Dipping into sets of parallel edges in graph drawings

Question

Given a multigraph embedded in the plane call a maximal set of parallel edges between $u,v$ such that only one of the induced faces contains nodes besides $u$ or $v$ a topologically parallel set (tell me if there is standard terminology for this).

Given a topologically parallel set $S$ of edges between $u$ and $v$ we say that an edge $e$ dipsinto the set $S$ if $e$ intersects some but not all edges of $S$.

Is it true that Given a multigraph $G$ with an embedding $\phi$, there is an embedding $\phi'$ with $\phi(V) = \phi'(V)$, preserving the topologically parallel sets such that no edge $e$ dips into a topologically parallel set.

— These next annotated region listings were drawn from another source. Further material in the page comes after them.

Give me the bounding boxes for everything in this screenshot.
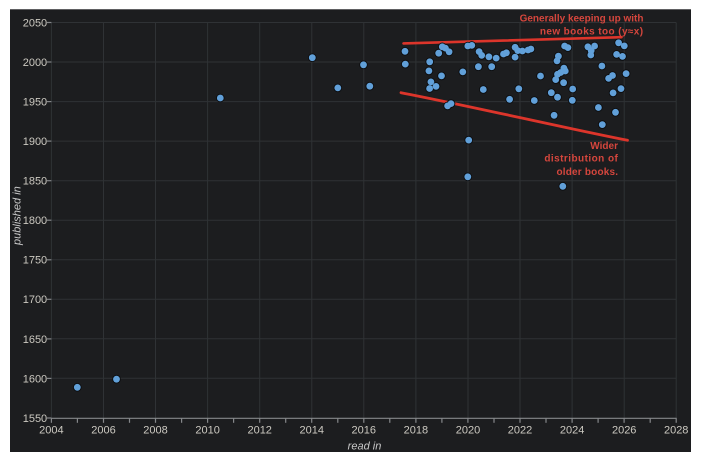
svg-text:2014: 2014 <box>300 425 324 437</box>
svg-text:2006: 2006 <box>91 425 115 437</box>
svg-text:older books.: older books. <box>556 167 618 178</box>
svg-text:2022: 2022 <box>508 425 532 437</box>
svg-text:2012: 2012 <box>247 425 271 437</box>
svg-text:1850: 1850 <box>23 176 47 188</box>
svg-text:2000: 2000 <box>23 57 47 69</box>
svg-text:2010: 2010 <box>195 425 219 437</box>
svg-text:1550: 1550 <box>23 413 47 425</box>
svg-text:1650: 1650 <box>23 334 47 346</box>
svg-text:2018: 2018 <box>404 425 428 437</box>
svg-text:Wider: Wider <box>590 141 618 152</box>
svg-text:1750: 1750 <box>23 255 47 267</box>
svg-text:2004: 2004 <box>39 425 63 437</box>
svg-text:2026: 2026 <box>612 425 636 437</box>
svg-text:read in: read in <box>348 441 382 453</box>
svg-text:1950: 1950 <box>23 97 47 109</box>
svg-text:1600: 1600 <box>23 373 47 385</box>
svg-text:2020: 2020 <box>456 425 480 437</box>
svg-text:2024: 2024 <box>560 425 584 437</box>
svg-text:1700: 1700 <box>23 294 47 306</box>
svg-text:new books too (y≈x): new books too (y≈x) <box>540 27 644 38</box>
svg-text:published in: published in <box>11 186 23 246</box>
svg-text:2050: 2050 <box>23 18 47 30</box>
svg-text:2016: 2016 <box>352 425 376 437</box>
svg-text:distribution of: distribution of <box>544 154 618 165</box>
svg-text:2028: 2028 <box>664 425 688 437</box>
svg-text:1800: 1800 <box>23 215 47 227</box>
svg-text:1900: 1900 <box>23 136 47 148</box>
svg-text:Generally keeping up with: Generally keeping up with <box>520 13 644 24</box>
svg-text:2008: 2008 <box>143 425 167 437</box>
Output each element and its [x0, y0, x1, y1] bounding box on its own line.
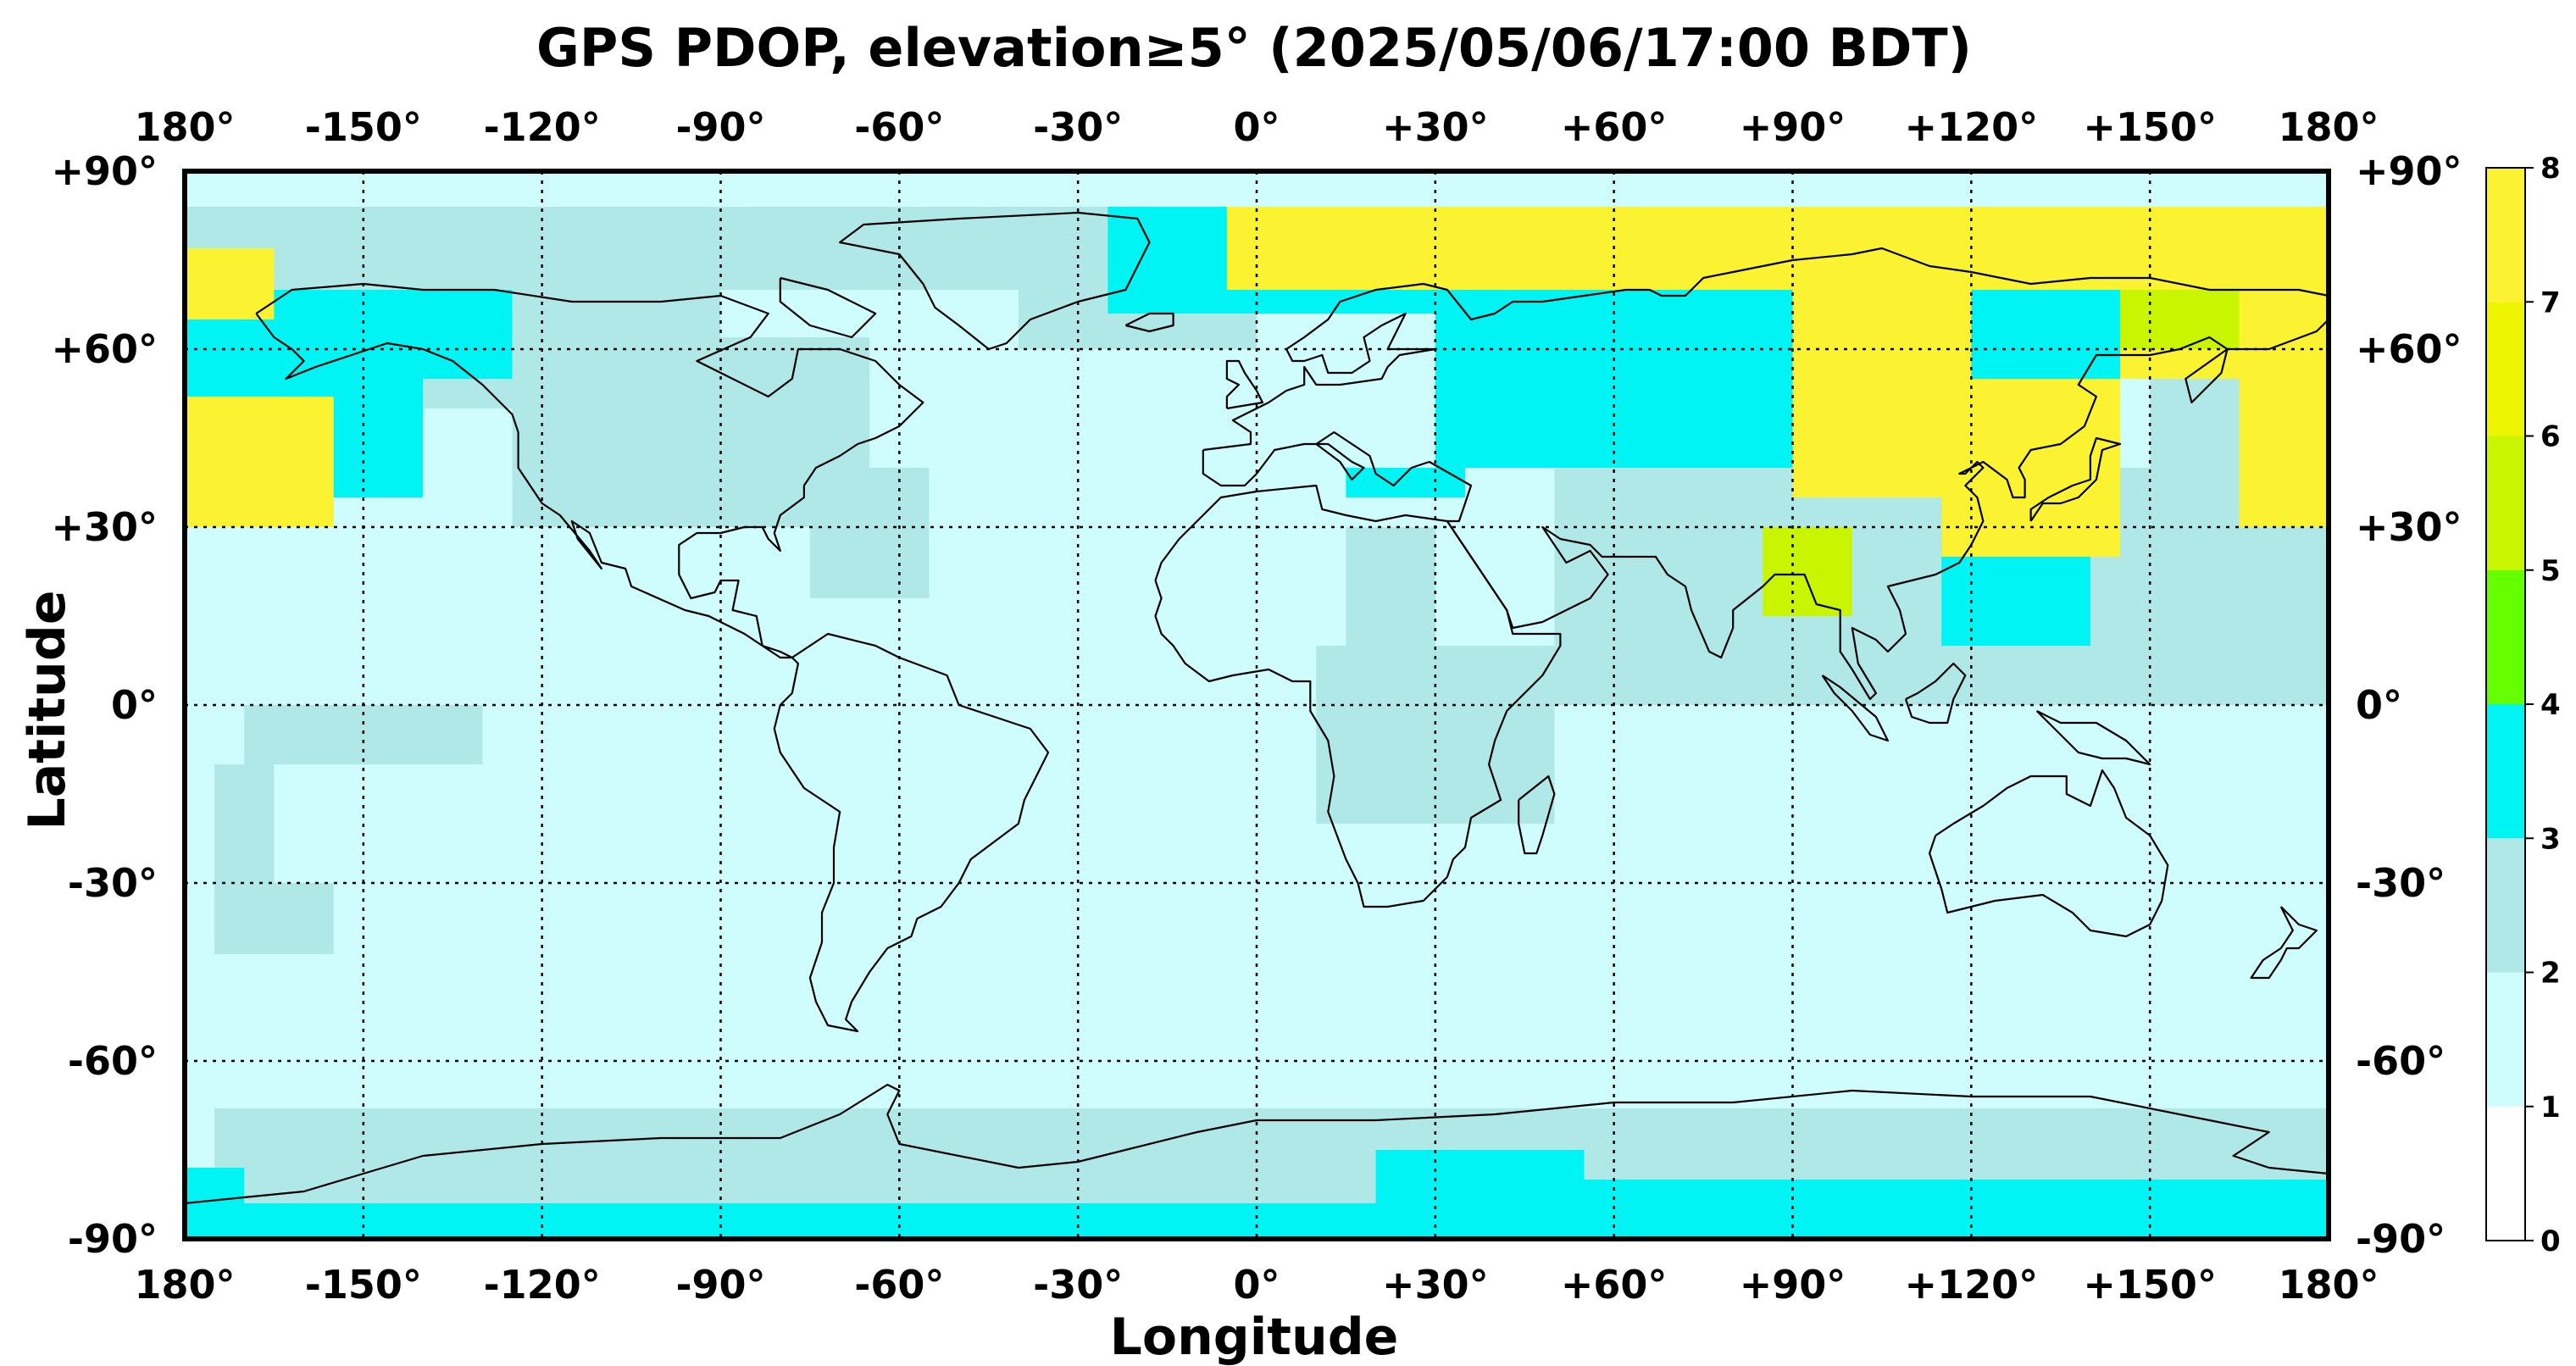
lat-tick-label-left: +90°: [51, 148, 158, 194]
coastlines: [184, 211, 2330, 1205]
lon-tick-label-bottom: +30°: [1382, 1262, 1489, 1308]
lat-tick-label-left: 0°: [111, 682, 158, 728]
lat-tick-label-right: -60°: [2356, 1038, 2446, 1084]
pdop-cell: [1375, 1150, 1585, 1239]
pdop-cell: [1346, 527, 1435, 646]
coastline-new-guinea: [2035, 710, 2151, 766]
pdop-cell: [1763, 527, 1852, 616]
lon-tick-label-top: -120°: [484, 104, 601, 150]
colorbar-tick-label: 3: [2540, 822, 2561, 856]
lon-tick-label-bottom: -120°: [484, 1262, 601, 1308]
lon-tick-label-bottom: -150°: [305, 1262, 422, 1308]
pdop-cell: [185, 397, 334, 527]
lon-tick-label-bottom: 0°: [1233, 1262, 1280, 1308]
colorbar-tick-label: 8: [2540, 152, 2561, 186]
lat-tick-label-right: +30°: [2356, 504, 2462, 550]
colorbar-segment: [2486, 168, 2525, 303]
pdop-cell: [185, 248, 275, 319]
lat-tick-label-right: -90°: [2356, 1216, 2446, 1262]
lat-tick-label-right: 0°: [2356, 682, 2402, 728]
colorbar-tick-label: 4: [2540, 688, 2561, 722]
y-axis-label: Latitude: [18, 590, 77, 830]
lat-tick-label-left: +60°: [51, 326, 158, 372]
lat-tick-label-left: -60°: [68, 1038, 158, 1084]
colorbar-segment: [2486, 972, 2525, 1107]
lon-tick-label-bottom: +150°: [2083, 1262, 2217, 1308]
pdop-cell: [333, 290, 513, 379]
colorbar-tick-label: 0: [2540, 1224, 2561, 1258]
lon-tick-label-top: 0°: [1233, 104, 1280, 150]
lon-tick-label-top: +60°: [1561, 104, 1668, 150]
lat-tick-label-right: -30°: [2356, 860, 2446, 906]
lon-tick-label-top: -90°: [675, 104, 765, 150]
pdop-cell: [809, 468, 930, 598]
lon-tick-label-bottom: +120°: [1905, 1262, 2039, 1308]
pdop-cell: [214, 883, 334, 954]
coastline-antarctica: [184, 1083, 2329, 1205]
colorbar-tick-label: 2: [2540, 957, 2561, 991]
coastline-australia: [1929, 769, 2169, 938]
lon-tick-label-bottom: +60°: [1561, 1262, 1668, 1308]
map-frame: [182, 169, 2331, 1241]
lon-tick-label-bottom: -60°: [854, 1262, 944, 1308]
lon-tick-label-bottom: 180°: [134, 1262, 235, 1308]
lon-tick-label-top: +150°: [2083, 104, 2217, 150]
coastline-borneo: [1904, 662, 1967, 725]
map-area: [182, 169, 2331, 1241]
lon-tick-label-top: 180°: [134, 104, 235, 150]
lon-tick-label-bottom: -30°: [1033, 1262, 1123, 1308]
colorbar-tick-label: 6: [2540, 420, 2561, 454]
lon-tick-label-top: -150°: [305, 104, 422, 150]
x-axis-label: Longitude: [1110, 1308, 1399, 1366]
coastline-japan: [2029, 436, 2122, 522]
coastline-iceland: [1124, 312, 1174, 333]
coastline-north-america: [255, 282, 924, 659]
lon-tick-label-top: 180°: [2278, 104, 2379, 150]
coastline-britain: [1225, 359, 1264, 410]
coastline-new-zealand: [2250, 906, 2318, 980]
coastline-greenland: [839, 211, 1151, 351]
colorbar-tick-label: 1: [2540, 1091, 2561, 1124]
lon-tick-label-bottom: 180°: [2278, 1262, 2379, 1308]
lat-tick-label-left: -30°: [68, 860, 158, 906]
coastline-africa: [1154, 484, 1562, 908]
colorbar-segment: [2486, 838, 2525, 973]
coastline-madagascar: [1518, 775, 1556, 855]
lat-tick-label-right: +90°: [2356, 148, 2462, 194]
colorbar-tick-label: 5: [2540, 554, 2561, 588]
pdop-cell: [2120, 290, 2240, 349]
lon-tick-label-top: +30°: [1382, 104, 1489, 150]
colorbar: 0 1 2 3 4 5 6 7 8: [2485, 152, 2561, 1258]
colorbar-segment: [2486, 569, 2525, 704]
colorbar-tick-label: 7: [2540, 286, 2561, 319]
colorbar-segment: [2486, 1106, 2525, 1241]
coastline-baffin: [779, 276, 877, 339]
colorbar-segment: [2486, 436, 2525, 570]
colorbar-segment: [2486, 704, 2525, 839]
map-title: GPS PDOP, elevation≥5° (2025/05/06/17:00…: [536, 17, 1972, 79]
pdop-cell: [2239, 349, 2329, 527]
lon-tick-label-top: +90°: [1740, 104, 1846, 150]
lon-tick-label-top: -30°: [1033, 104, 1123, 150]
lat-tick-label-left: -90°: [68, 1216, 158, 1262]
pdop-cell: [1584, 1180, 2329, 1239]
lon-tick-label-top: -60°: [854, 104, 944, 150]
lon-tick-label-bottom: +90°: [1740, 1262, 1846, 1308]
lon-tick-label-bottom: -90°: [675, 1262, 765, 1308]
graticule: [185, 171, 2329, 1239]
lat-tick-label-right: +60°: [2356, 326, 2462, 372]
axis-tick-labels: 180° 180° -150° -150° -120° -120° -90° -90° -60°…: [51, 104, 2462, 1308]
lon-tick-label-top: +120°: [1905, 104, 2039, 150]
coastline-sumatra: [1821, 675, 1889, 742]
colorbar-segment: [2486, 302, 2525, 436]
pdop-cell: [185, 1168, 245, 1203]
lat-tick-label-left: +30°: [51, 504, 158, 550]
coastline-south-america: [773, 632, 1050, 1033]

Further if two edges cross in $\phi'$, then they cross in $\phi$.

I'm fairly sure this is true simply perturb the drawing so that edges no longer dip into topologcially parallel sets. $\phi$ into $\phi'$" />

I also posted this here https://math.stackexchange.com/questions/4937351/dipping-into-sets-of-parallel-edges-in-graph-drawings

Answer 1

The following should work: for $uv$ with parallel edges connecting them, consider the union of faces not containing vertices, blow it up slightly if necessary to make it disk-shaped and let $\alpha$, $\beta$ be the two $uv$-arcs bounding that disk. Any edge that intersects $\alpha$ and $\beta$ consecutively must intersect all edges between $u$ and $v$. So such an edge can't dip into the edges connecting them. Therefore any such edge which enters the disk must leave the disk via the same arc. You can then shortcut such an edge by following that arc outside the disk. This needs to be done starting with a smallest such arc (in terms of enclosed region inside the disk). Then any new intersections must be with edges it already intersected inside the disk.